The base broadening aspects of the tax reform became effective yesterday.  Now, previously exempt items such as bottled water delivery, storage rentals and leases, carpet and upholstery cleaning, car washes, bowling alleys and billiard parlors, and among the most controversial, health club and tanning services, will be affected by the 5.75 percent sales tax.  It is important to note that no special fitness tax was included in the tax reform.  Rather, the local sales tax is now simply applied to yoga and gym classes, along with other previously exempt services.  The income tax cut amount will far exceed the higher sales tax collection that this base broadening measure will generate. 

The rest of DC’s tax reform will take effect in 2015. According to the Tax Foundation, here is what to expect from the rest of the reform:

  • Middle-income taxpayers (those between $40,000 and $350,000) will see their tax rate drop from 8.5 percent to 7 percent next year, then 6.5 percent the year after that.
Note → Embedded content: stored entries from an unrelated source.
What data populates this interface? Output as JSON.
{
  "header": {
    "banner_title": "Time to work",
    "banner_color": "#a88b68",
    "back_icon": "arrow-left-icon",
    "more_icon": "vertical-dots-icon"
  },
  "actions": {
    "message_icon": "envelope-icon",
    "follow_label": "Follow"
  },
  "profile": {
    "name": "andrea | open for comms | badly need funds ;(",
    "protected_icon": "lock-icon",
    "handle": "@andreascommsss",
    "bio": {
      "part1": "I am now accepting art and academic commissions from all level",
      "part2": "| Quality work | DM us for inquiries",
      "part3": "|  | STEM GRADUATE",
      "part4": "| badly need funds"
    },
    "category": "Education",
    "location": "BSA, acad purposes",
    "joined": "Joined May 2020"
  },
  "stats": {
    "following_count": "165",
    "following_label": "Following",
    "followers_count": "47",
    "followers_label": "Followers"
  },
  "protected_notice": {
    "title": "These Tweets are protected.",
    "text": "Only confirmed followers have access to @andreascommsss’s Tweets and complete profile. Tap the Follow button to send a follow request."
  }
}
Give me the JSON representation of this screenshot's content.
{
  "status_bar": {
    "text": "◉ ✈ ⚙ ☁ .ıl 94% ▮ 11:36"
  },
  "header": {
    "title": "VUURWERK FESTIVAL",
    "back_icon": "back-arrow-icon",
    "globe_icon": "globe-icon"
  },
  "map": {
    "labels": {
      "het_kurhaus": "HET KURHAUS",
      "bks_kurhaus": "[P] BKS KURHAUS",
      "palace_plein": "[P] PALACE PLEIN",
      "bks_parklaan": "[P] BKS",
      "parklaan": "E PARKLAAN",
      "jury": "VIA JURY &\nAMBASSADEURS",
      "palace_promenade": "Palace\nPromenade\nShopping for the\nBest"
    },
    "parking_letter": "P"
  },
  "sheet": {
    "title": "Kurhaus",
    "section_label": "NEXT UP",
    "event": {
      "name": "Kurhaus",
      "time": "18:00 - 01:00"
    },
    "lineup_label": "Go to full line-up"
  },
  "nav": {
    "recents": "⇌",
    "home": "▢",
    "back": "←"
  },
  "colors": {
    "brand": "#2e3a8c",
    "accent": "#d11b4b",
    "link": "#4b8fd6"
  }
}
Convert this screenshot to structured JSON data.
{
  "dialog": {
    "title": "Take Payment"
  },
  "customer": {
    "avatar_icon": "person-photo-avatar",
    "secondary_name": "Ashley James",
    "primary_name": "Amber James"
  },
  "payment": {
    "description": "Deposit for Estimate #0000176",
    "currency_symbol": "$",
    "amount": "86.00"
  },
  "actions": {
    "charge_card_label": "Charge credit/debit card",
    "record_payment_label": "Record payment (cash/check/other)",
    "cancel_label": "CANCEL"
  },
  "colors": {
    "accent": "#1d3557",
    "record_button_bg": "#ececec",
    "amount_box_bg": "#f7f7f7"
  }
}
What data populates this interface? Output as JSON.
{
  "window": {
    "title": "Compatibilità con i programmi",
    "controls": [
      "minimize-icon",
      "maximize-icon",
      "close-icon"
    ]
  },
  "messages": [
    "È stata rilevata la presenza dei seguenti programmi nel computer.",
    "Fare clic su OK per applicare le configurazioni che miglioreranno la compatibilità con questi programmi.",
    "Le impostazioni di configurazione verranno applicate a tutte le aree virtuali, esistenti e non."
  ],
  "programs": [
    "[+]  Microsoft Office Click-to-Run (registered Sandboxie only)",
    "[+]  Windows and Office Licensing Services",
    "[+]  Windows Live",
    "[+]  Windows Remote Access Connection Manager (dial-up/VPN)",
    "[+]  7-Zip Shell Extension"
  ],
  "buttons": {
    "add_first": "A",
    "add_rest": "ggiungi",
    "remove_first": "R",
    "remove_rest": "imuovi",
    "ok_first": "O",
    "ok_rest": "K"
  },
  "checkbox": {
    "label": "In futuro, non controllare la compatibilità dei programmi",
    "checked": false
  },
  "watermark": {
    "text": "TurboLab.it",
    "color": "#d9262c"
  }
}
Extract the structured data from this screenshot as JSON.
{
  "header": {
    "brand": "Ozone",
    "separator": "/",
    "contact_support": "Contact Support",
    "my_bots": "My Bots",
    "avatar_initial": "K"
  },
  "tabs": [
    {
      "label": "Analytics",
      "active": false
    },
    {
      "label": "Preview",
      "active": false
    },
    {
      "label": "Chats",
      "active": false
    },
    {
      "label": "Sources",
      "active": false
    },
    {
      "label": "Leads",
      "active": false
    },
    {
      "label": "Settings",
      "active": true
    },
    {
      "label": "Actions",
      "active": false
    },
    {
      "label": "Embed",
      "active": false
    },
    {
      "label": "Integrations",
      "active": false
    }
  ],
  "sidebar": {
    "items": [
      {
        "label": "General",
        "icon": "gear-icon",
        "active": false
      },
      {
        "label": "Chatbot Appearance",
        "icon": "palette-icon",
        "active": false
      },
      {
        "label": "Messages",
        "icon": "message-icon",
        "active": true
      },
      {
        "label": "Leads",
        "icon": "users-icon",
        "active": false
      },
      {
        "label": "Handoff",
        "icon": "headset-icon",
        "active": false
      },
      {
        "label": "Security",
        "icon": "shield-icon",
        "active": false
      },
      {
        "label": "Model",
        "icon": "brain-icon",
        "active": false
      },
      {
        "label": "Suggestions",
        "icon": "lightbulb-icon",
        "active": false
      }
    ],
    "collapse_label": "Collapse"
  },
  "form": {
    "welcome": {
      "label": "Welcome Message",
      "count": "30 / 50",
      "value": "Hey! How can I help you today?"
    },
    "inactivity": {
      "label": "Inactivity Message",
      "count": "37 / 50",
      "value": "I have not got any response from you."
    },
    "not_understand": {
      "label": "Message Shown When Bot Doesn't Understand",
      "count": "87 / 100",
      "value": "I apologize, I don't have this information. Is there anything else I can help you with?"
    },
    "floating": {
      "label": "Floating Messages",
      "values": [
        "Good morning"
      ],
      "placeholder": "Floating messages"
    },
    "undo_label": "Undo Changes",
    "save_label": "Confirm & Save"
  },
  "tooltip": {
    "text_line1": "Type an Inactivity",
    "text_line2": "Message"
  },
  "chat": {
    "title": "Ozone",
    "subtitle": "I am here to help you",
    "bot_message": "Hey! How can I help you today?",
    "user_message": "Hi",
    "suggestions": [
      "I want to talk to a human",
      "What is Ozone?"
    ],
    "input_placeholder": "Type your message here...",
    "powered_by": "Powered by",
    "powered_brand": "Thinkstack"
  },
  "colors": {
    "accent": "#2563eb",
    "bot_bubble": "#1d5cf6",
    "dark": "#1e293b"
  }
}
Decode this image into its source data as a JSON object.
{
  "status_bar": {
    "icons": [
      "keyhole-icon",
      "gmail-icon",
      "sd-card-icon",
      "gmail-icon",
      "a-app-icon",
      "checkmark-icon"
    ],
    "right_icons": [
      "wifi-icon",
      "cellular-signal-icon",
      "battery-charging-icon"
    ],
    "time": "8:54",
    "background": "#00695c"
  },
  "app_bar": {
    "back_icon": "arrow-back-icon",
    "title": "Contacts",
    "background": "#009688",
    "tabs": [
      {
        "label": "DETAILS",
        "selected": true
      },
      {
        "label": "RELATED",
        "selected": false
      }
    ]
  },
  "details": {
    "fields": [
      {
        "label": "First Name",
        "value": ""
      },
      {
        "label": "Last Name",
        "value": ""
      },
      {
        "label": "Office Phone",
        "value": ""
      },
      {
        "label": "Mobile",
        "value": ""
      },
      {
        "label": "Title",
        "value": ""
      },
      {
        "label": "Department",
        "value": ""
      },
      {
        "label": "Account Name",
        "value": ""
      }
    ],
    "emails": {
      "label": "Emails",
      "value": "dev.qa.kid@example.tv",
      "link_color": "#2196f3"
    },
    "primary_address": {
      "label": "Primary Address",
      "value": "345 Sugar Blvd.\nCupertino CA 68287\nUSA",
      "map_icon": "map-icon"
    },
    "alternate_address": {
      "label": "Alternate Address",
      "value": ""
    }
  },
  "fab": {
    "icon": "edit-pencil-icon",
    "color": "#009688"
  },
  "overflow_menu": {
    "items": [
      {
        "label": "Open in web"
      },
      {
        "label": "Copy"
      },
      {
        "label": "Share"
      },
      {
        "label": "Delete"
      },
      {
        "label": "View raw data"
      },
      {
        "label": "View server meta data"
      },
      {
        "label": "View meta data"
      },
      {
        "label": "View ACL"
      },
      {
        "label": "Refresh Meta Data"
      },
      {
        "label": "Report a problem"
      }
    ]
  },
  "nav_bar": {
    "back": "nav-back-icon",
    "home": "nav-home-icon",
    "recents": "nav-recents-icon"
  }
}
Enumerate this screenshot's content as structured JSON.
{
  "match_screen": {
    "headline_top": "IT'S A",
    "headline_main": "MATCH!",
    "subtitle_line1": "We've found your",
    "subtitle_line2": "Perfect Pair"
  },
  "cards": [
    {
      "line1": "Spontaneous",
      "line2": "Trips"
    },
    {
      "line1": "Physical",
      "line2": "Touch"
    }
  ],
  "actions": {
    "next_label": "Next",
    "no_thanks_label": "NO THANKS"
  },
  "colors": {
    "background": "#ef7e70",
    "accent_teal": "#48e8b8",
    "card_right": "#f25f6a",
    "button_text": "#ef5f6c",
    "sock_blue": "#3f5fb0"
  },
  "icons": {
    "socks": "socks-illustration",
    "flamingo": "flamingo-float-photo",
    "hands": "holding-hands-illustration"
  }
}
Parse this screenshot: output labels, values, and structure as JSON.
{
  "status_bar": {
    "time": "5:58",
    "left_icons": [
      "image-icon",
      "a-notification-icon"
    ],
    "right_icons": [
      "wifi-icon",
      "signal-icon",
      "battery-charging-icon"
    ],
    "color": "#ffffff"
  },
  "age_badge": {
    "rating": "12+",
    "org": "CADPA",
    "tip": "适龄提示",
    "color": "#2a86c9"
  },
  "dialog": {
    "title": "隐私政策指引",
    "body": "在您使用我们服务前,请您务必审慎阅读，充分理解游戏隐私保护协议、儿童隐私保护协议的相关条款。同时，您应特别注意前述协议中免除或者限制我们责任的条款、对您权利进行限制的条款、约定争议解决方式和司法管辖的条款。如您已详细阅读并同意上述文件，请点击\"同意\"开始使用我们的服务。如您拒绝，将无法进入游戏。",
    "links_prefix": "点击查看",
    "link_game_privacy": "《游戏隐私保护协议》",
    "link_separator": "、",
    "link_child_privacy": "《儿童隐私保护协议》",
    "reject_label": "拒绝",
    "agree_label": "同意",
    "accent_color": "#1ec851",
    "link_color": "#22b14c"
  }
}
Those earning up to $1 million will see their tax rate drop from 8.95 percent to 8.75 percent.
  • All taxpayers will see more generous standard deductions and personal exemptions, as they will be increased to match federal levels.
  • Childless low-income workers will see a larger Earned Income Tax Credit (EITC), from 40 percent of the federal credit to 100 percent of the federal credit.
  • The District’s hefty business tax will drop from the current 9.975 percent to 9.4 percent (2015), 9 percent (2016-17), 8.5 percent (2018), and then to 8.25 percent (2019), and the District will adopt single sales factor apportionment.
  • The estate tax threshold will be recoupled to federal laws

Americans for Tax Reform has previously applauded the DC City Council for restoring this much needed tax relief for District residents.  By lowering the rate of taxation for both businesses and middle-income earners DC residents can finally get some much needed relief.  This will surely boost economic activity by leaving more money in the pockets of those that have earned it.  DC is moving in the right direction by lowering tax rates on individuals and business, as well as by broadening the tax base.  It is nice to see actual tax reform occurring in our nation’s capital.